Take the most recent example. On April 26, 2023 the state Senate voted 48-0 for Senate Bill 382 after it was subject, as is the set-out process, to review in the Senate Committee on Health Care. On June 14, 2023 the state House of Representatives, after action in the House Health Committee, voted 106-0 for the same bill – with some modest changes from the original Senate version.
The 6-page bill that went through the legislative committees and full debate and floor votes was about changing laws concerning the practice of dentistry.
On Jun22, 2023 a conference committee of House and Senate legislators was appointed to work out differences and bring the issue to a conclusion. There is no record that that committee ever met.
One year and 151 days later (516 days more precisely), the members of the original conference committee were fired and new members named.
Minutes later, the 6-page bill dealing with dentistry law – that was unanimously passed by the state House and Senate – disappeared. In its place was 132-page bill that fundamentally changes the way North Carolina government works – particularly the conduct of elections; operation of the state’s public schools and universities; how public utilities are regulated, authority of the governor lieutenant governor, attorney general and superintendent of public instruction; health care; environment; law enforcement and the courts; transportation and the Highway Patrol; gambling; and much more. Let’s not forget it also covered designation of parking spaces in Raleigh’s state government complex and even the water and sewer systems in Sen. Berger’s home county.
Not mentioned ANYWHERE in revised 132-page bill – dentist, dentistry or laws concerning the practice of dentistry. The early 6-page bill had 85 such references.
Did any of those 154 legislators who’d voted for the bill in 2023 know they were REALLY voting to fundamentally change how North Carolina government operated?
Nope.
Were they going to have a chance to debate or change the legislation? NOPE.
Phil Berger, House Speaker Tim Moore, and their associates in the legislative leadership, as if in an election, erased the original ballot. Without a public hearing, committee meeting to debate and amend the contents, conspired in secret and replaced the content with what they wanted.
For the overwhelming majority in the legislature, it was simply a matter of take-it or leave-it.
Real debates on the massive changes were held in secret party caucuses.
Process is important – not merely a formality.

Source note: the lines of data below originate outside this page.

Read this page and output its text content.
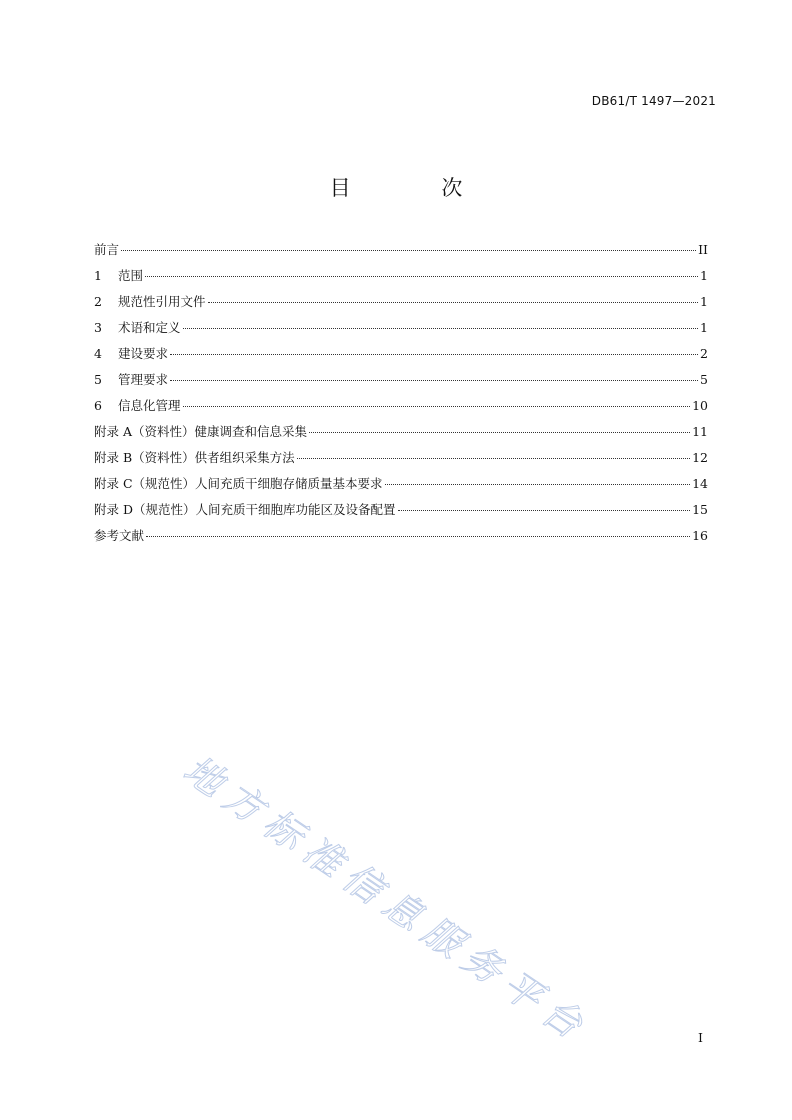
DB61/T 1497—2021
目 次
前言	II
1	范围	1
2	规范性引用文件	1
3	术语和定义	1
4	建设要求	2
5	管理要求	5
6	信息化管理	10
附录 A（资料性）健康调查和信息采集	11
附录 B（资料性）供者组织采集方法	12
附录 C（规范性）人间充质干细胞存储质量基本要求	14
附录 D（规范性）人间充质干细胞库功能区及设备配置	15
参考文献	16
地方标准信息服务平台	I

The individual votes of the legislators were meaningless. More significantly, the voters who are to hold their officeholders accountable, haven’t any way of knowing what their representatives really did – or did not do.
Today gerrymandering has enabled legislative leaders to rig elections to give themselves a guaranteed overwhelming majority, regardless of the true composition of the electorate.
Now, they’ve manipulated making legislators’ votes meaningless.
The state General Assembly today, through abuses of the process, has become an autocracy and an affront to the voters and ALL the people they’ve elected to represent them.
Votes by legislators are expressions of obligation to their constituents. They are not convenient vehicles to facilitate someone else’s agenda.
Legislators should be true representatives of the people. They should act in ways that allow their constituents to know what they do and why they do it, so they can be held accountable for their votes and actions.
That is not the case today in North Carolina’s legislature. Our courts, state and federal, must determine that laws enacted in this manner are null and void.
More significantly, voters MUST hold legislators accountable -- for not simply their votes -- but their behavior. Corruption of the democratic process should not be tolerated and at the next election, those who fail heed the will of the people need to be replaced.